Ein buntes Bild

Jahresfest der Evangelischen Frauen in Lippe

Annette Stadermann (Mitte) und Brigitte Fenner konnten die Evangelische Rundfunkbeauftragte beim WDR, Petra Schulze (links), zum Jahresfest begrüßen.

Kreis Lippe. Bilder bestimmten das Jahresfest der Evangelischen Frauen in Lippe (EFiL). Die, die im Kopf entstehen, die, über die wir nachdenken, aber die uns nicht beherrschen sollen.

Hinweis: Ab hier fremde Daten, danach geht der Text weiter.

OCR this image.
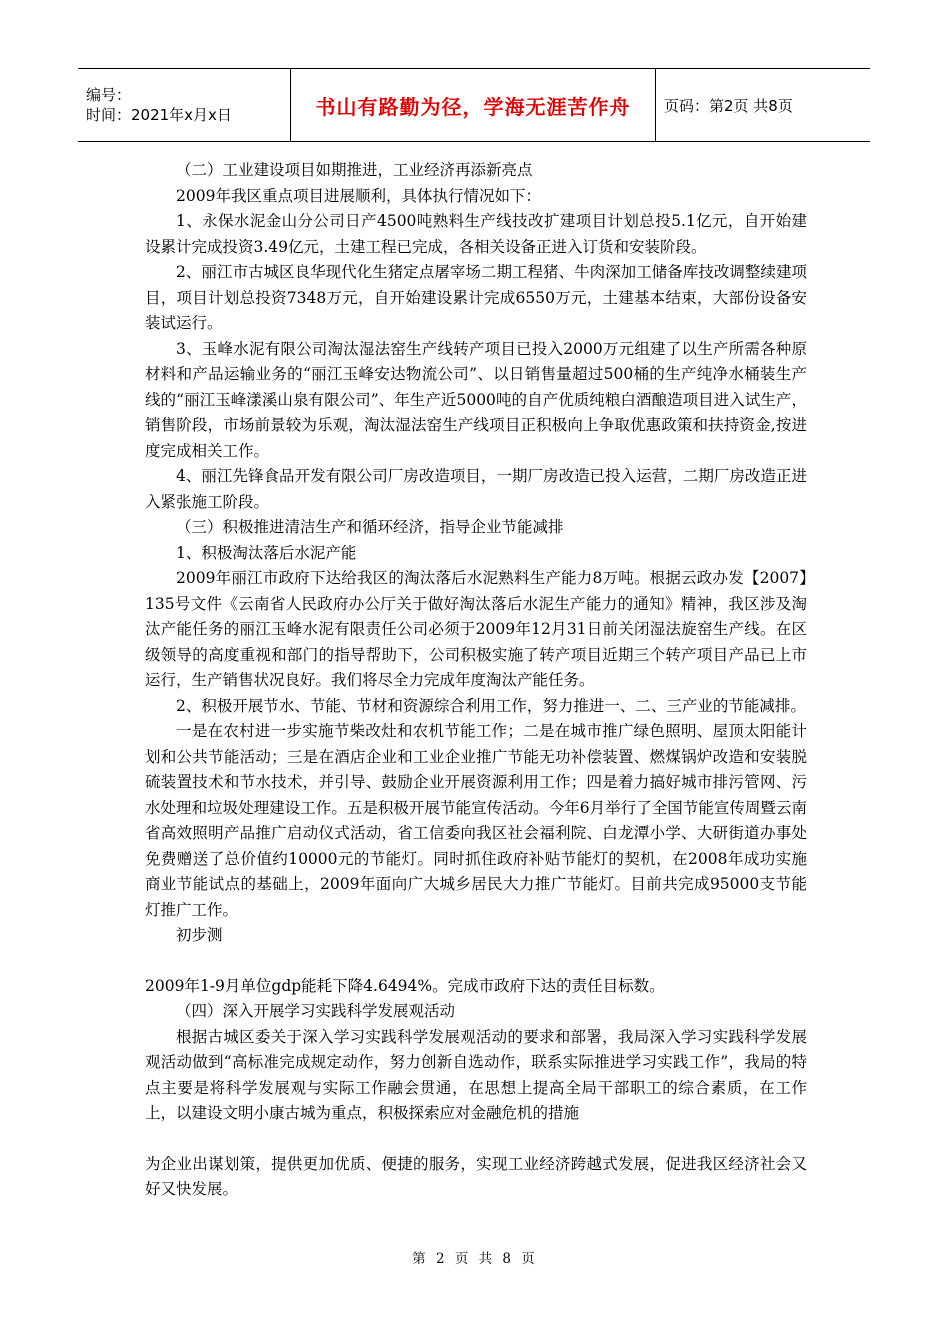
编号：
时间：2021年x月x日	书山有路勤为径，学海无涯苦作舟 页码：第2页 共8页

（二）工业建设项目如期推进，工业经济再添新亮点

2009年我区重点项目进展顺利，具体执行情况如下：

1、永保水泥金山分公司日产4500吨熟料生产线技改扩建项目计划总投5.1亿元，自开始建设累计完成投资3.49亿元，土建工程已完成，各相关设备正进入订货和安装阶段。

2、丽江市古城区良华现代化生猪定点屠宰场二期工程猪、牛肉深加工储备库技改调整续建项目，项目计划总投资7348万元，自开始建设累计完成6550万元，土建基本结束，大部份设备安装试运行。

3、玉峰水泥有限公司淘汰湿法窑生产线转产项目已投入2000万元组建了以生产所需各种原材料和产品运输业务的“丽江玉峰安达物流公司”、以日销售量超过500桶的生产纯净水桶装生产线的“丽江玉峰漾溪山泉有限公司”、年生产近5000吨的自产优质纯粮白酒酿造项目进入试生产，销售阶段，市场前景较为乐观，淘汰湿法窑生产线项目正积极向上争取优惠政策和扶持资金,按进度完成相关工作。

4、丽江先锋食品开发有限公司厂房改造项目，一期厂房改造已投入运营，二期厂房改造正进入紧张施工阶段。

（三）积极推进清洁生产和循环经济，指导企业节能减排

1、积极淘汰落后水泥产能

2009年丽江市政府下达给我区的淘汰落后水泥熟料生产能力8万吨。根据云政办发【2007】135号文件《云南省人民政府办公厅关于做好淘汰落后水泥生产能力的通知》精神，我区涉及淘汰产能任务的丽江玉峰水泥有限责任公司必须于2009年12月31日前关闭湿法旋窑生产线。在区级领导的高度重视和部门的指导帮助下，公司积极实施了转产项目近期三个转产项目产品已上市运行，生产销售状况良好。我们将尽全力完成年度淘汰产能任务。

2、积极开展节水、节能、节材和资源综合利用工作，努力推进一、二、三产业的节能减排。

一是在农村进一步实施节柴改灶和农机节能工作；二是在城市推广绿色照明、屋顶太阳能计划和公共节能活动；三是在酒店企业和工业企业推广节能无功补偿装置、燃煤锅炉改造和安装脱硫装置技术和节水技术，并引导、鼓励企业开展资源利用工作；四是着力搞好城市排污管网、污水处理和垃圾处理建设工作。五是积极开展节能宣传活动。今年6月举行了全国节能宣传周暨云南省高效照明产品推广启动仪式活动，省工信委向我区社会福利院、白龙潭小学、大研街道办事处免费赠送了总价值约10000元的节能灯。同时抓住政府补贴节能灯的契机，在2008年成功实施商业节能试点的基础上，2009年面向广大城乡居民大力推广节能灯。目前共完成95000支节能灯推广工作。

初步测

2009年1-9月单位gdp能耗下降4.6494%。完成市政府下达的责任目标数。

（四）深入开展学习实践科学发展观活动

根据古城区委关于深入学习实践科学发展观活动的要求和部署，我局深入学习实践科学发展观活动做到“高标准完成规定动作，努力创新自选动作，联系实际推进学习实践工作”，我局的特点主要是将科学发展观与实际工作融会贯通，在思想上提高全局干部职工的综合素质，在工作上，以建设文明小康古城为重点，积极探索应对金融危机的措施

为企业出谋划策，提供更加优质、便捷的服务，实现工业经济跨越式发展，促进我区经济社会又好又快发展。

第 2 页 共 8 页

Unter der Überschrift „Du sollst Dir (k)ein Bildnis machen“ bot der Nachmittag im Kurhaus Bad-Meinberg selbst ein buntes Bild.
Karl (Annette Kindler-Lurz) und Erna (Erika Lange) waren Teil des Bilder-Puzzles, das der Leitungskreis der Evangelischen Frauen sich ausgedacht hatte. Sie nahmen die rund 350 Besucherinnen mit ins Bett. In dem lösten plötzliche Stimmen – „Die Leiche muss weg“ - mächtig Unruhe und ganz viel Kopfkino aus, bis Karl sich schließlich auf den Weg machte, ein Radio als Ursache für die Störung entdeckte, es ausmachte und die Bilder von Einbruch und Mord verschwanden.
Das Radio und das, was Wortbeiträge bei den Zuhörern auslösen, war ein weiteres Puzzleteilchen zum Bild des Nachmittags. Es war Landespfarrerin Petra Schulze, Evangelische Rundfunkbeauftragte beim WDR, die in ihrem Vortrag „Kino im Kopf“ über die Wirkung von Bildern sprach und dass wir uns fragen müssen, wie Bilder im Kopf entstehen und wann sie starr und unbrauchbar werden. Kunst durchbreche als Korrektiv unsere Vorstellungen, meinte sie: „Wenn wir mit kreativen Methoden an die Dinge herangehen, werden wir viel mehr wahrnehmen“.
Für einigen kreativen Input sorgten auch Annette Wolf und Waltraud Huizing mit viel Filmmusik, die genauso für Kopfbilder sorgte, wie etwa das gemeinsame Teekesselchen-Raten. „Sie haben sich amüsiert, geraten und mitgemacht“, zog schließlich Pfarrerin Brigitte Fenner das Fazit des Nachmittags, den sie mit einer Andacht zum 2. Gebot „Du sollst Dir kein Bildnis machen…“ abschloss. Sie stellte fest, dass Verstand und Lernen nicht ohne Bilder funktionieren, dass ein Gottesbegriff ohne Bilder leer bleibt. Fenner: „Wir brauchen Bilder und müssen sie beherrschen. Spielen wir mit den Bildern, aber beten wir sie nicht an“.